After posting about my spring de-tox, it occurred to me that Stinging Nettle Tea really deserves its own post. This is a tonic everyone should know about, a tonic that's survived through the ages because it works.
The month of March, I was surprised to learn from my family doctor, is the worst time for flu, and I found this out first-hand toward the end of my de-tox. Who knows whether thrice-daily cups of Nettle Tea boosted my immune system, but I was able to lick the flu relatively easily without suffering the worst of its blows.
How To Make Your Own Nettle Tea
1. Forage stinging nettles or buy at a farmer's market.

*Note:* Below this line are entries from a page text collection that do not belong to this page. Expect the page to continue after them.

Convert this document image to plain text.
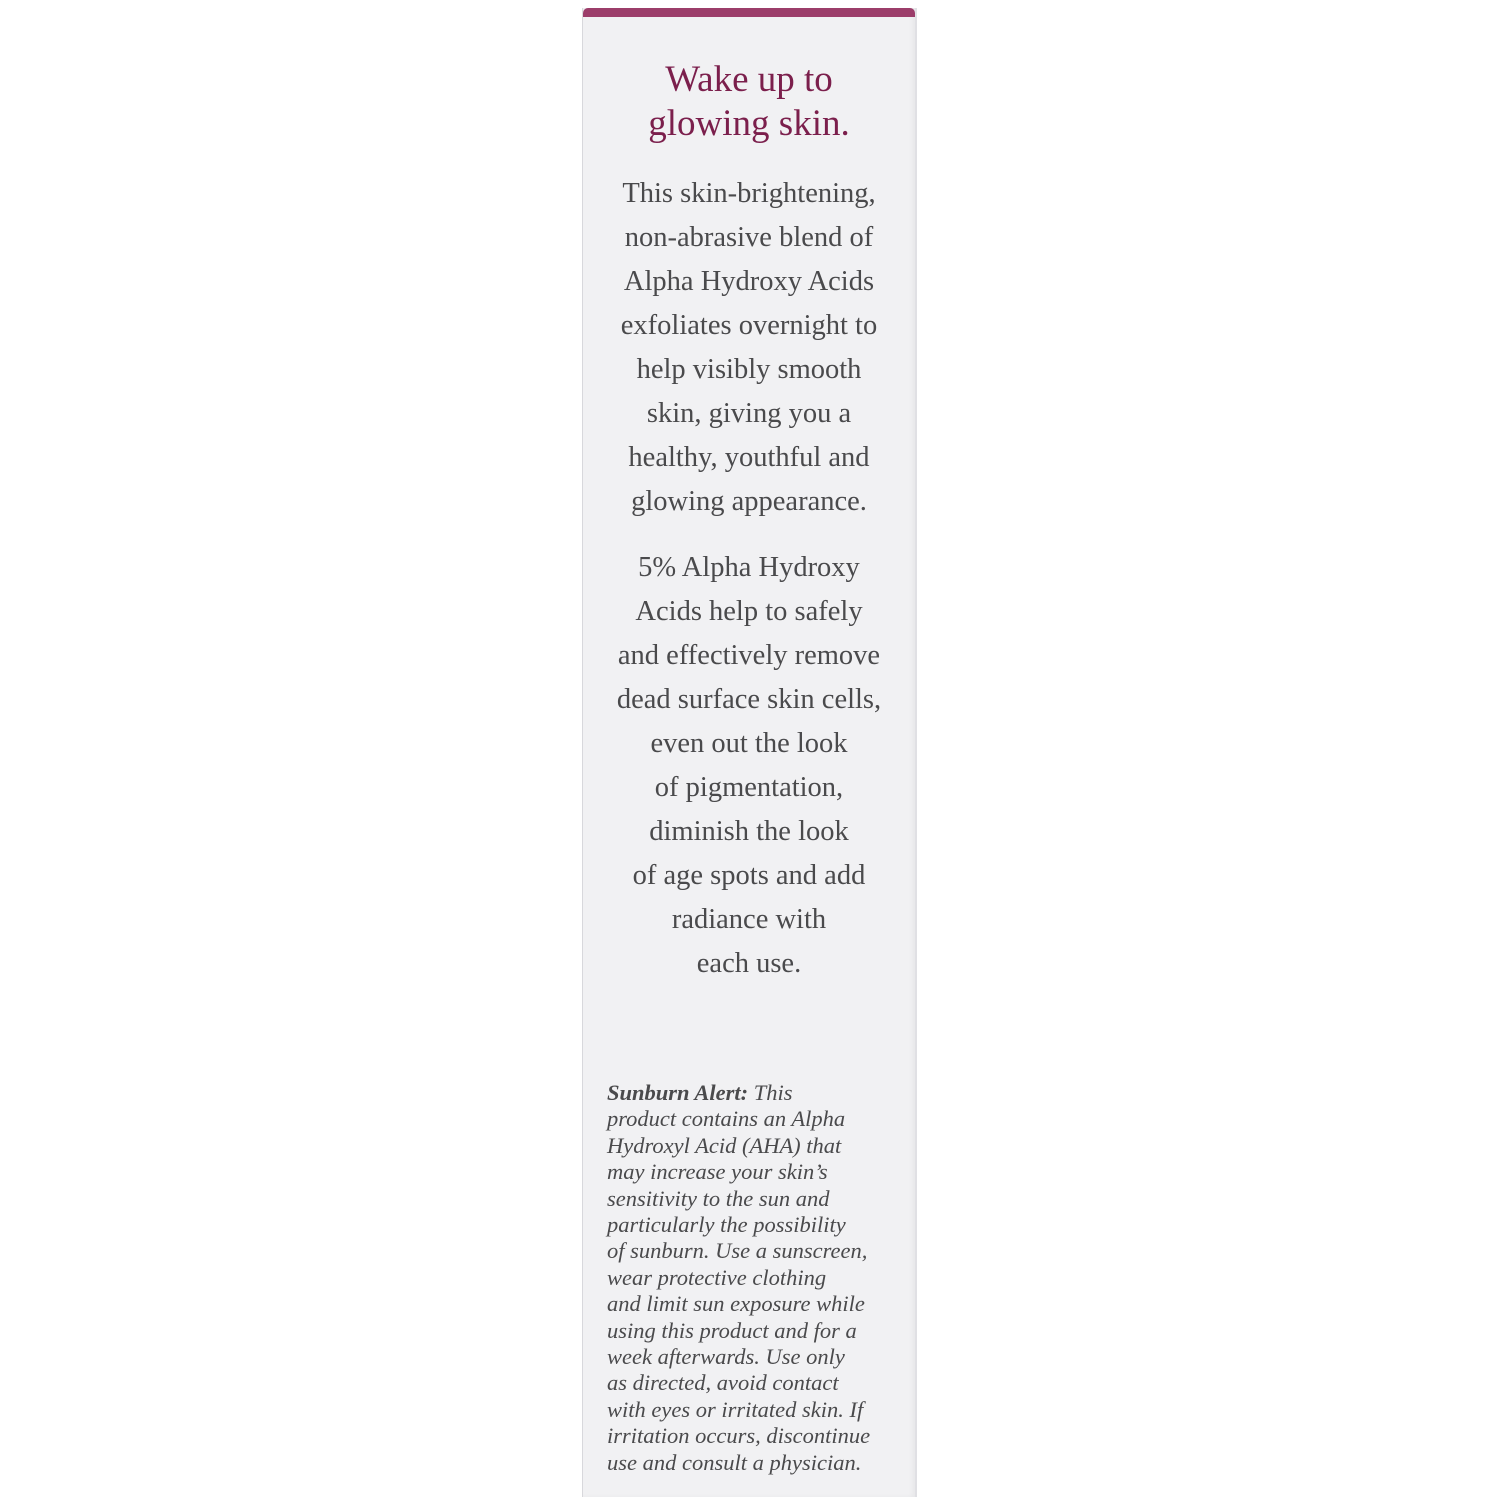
Wake up to
glowing skin.
This skin-brightening,
non-abrasive blend of
Alpha Hydroxy Acids
exfoliates overnight to
help visibly smooth
skin, giving you a
healthy, youthful and
glowing appearance.
5% Alpha Hydroxy
Acids help to safely
and effectively remove
dead surface skin cells,
even out the look
of pigmentation,
diminish the look
of age spots and add
radiance with
each use.
Sunburn Alert: This
product contains an Alpha
Hydroxyl Acid (AHA) that
may increase your skin’s
sensitivity to the sun and
particularly the possibility
of sunburn. Use a sunscreen,
wear protective clothing
and limit sun exposure while
using this product and for a
week afterwards. Use only
as directed, avoid contact
with eyes or irritated skin. If
irritation occurs, discontinue
use and consult a physician.
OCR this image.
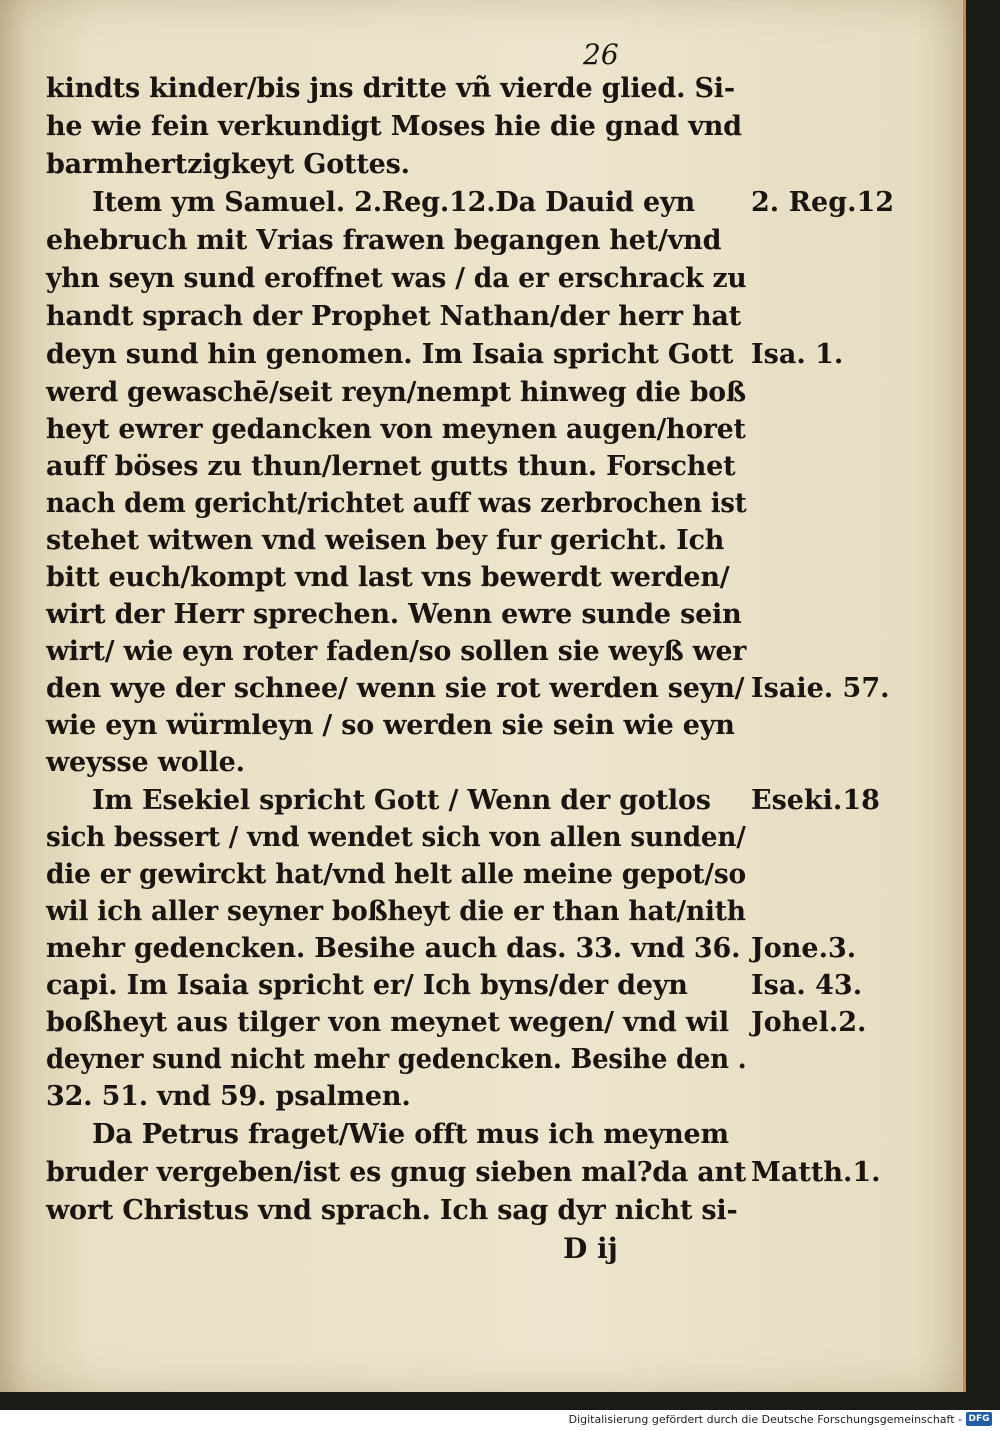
26
kindts kinder/bis jns dritte vñ vierde glied. Si-
he wie fein verkundigt Moses hie die gnad vnd
barmhertzigkeyt Gottes.
Item ym Samuel. 2.Reg.12.Da Dauid eyn
ehebruch mit Vrias frawen begangen het/vnd
yhn seyn sund eroffnet was / da er erschrack zu
handt sprach der Prophet Nathan/der herr hat
deyn sund hin genomen. Im Isaia spricht Gott
werd gewaschē/seit reyn/nempt hinweg die boß
heyt ewrer gedancken von meynen augen/horet
auff böses zu thun/lernet gutts thun. Forschet
nach dem gericht/richtet auff was zerbrochen ist
stehet witwen vnd weisen bey fur gericht. Ich
bitt euch/kompt vnd last vns bewerdt werden/
wirt der Herr sprechen. Wenn ewre sunde sein
wirt/ wie eyn roter faden/so sollen sie weyß wer
den wye der schnee/ wenn sie rot werden seyn/
wie eyn würmleyn / so werden sie sein wie eyn
weysse wolle.
Im Esekiel spricht Gott / Wenn der gotlos
sich bessert / vnd wendet sich von allen sunden/
die er gewirckt hat/vnd helt alle meine gepot/so
wil ich aller seyner boßheyt die er than hat/nith
mehr gedencken. Besihe auch das. 33. vnd 36.
capi. Im Isaia spricht er/ Ich byns/der deyn
boßheyt aus tilger von meynet wegen/ vnd wil
deyner sund nicht mehr gedencken. Besihe den .
32. 51. vnd 59. psalmen.
Da Petrus fraget/Wie offt mus ich meynem
bruder vergeben/ist es gnug sieben mal?da ant
wort Christus vnd sprach. Ich sag dyr nicht si-
2. Reg.12
Isa. 1.
Isaie. 57.
Eseki.18
Jone.3.
Isa. 43.
Johel.2.
Matth.1.
D ij
Digitalisierung gefördert durch die Deutsche Forschungsgemeinschaft - DFG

2. If you have a screen window you can repurpose or some other similar screen or mesh, prop it up on the floor of a sunny room so that air passes underneath. I scavenged a window screen and lay it across stacks of books at the four corners. (You could probably use baking pans in an oven turned very low, too.) Now employ a fan to blow off moisture. Turn the nettles periodically with tongs. Drying time will vary by local climate. Here in the Pacific Northwest it took a few days to fully dry my batch. Once dried, the nettles lose their sting.
3. Feed dried nettles into a food processor and pulverize. Voila: tea. Now store in a proper air-tight canister.
Nettle Tea will surprise you with its distinctive taste, and as a spring tonic it has few equals. Give it a try and tell me what you think.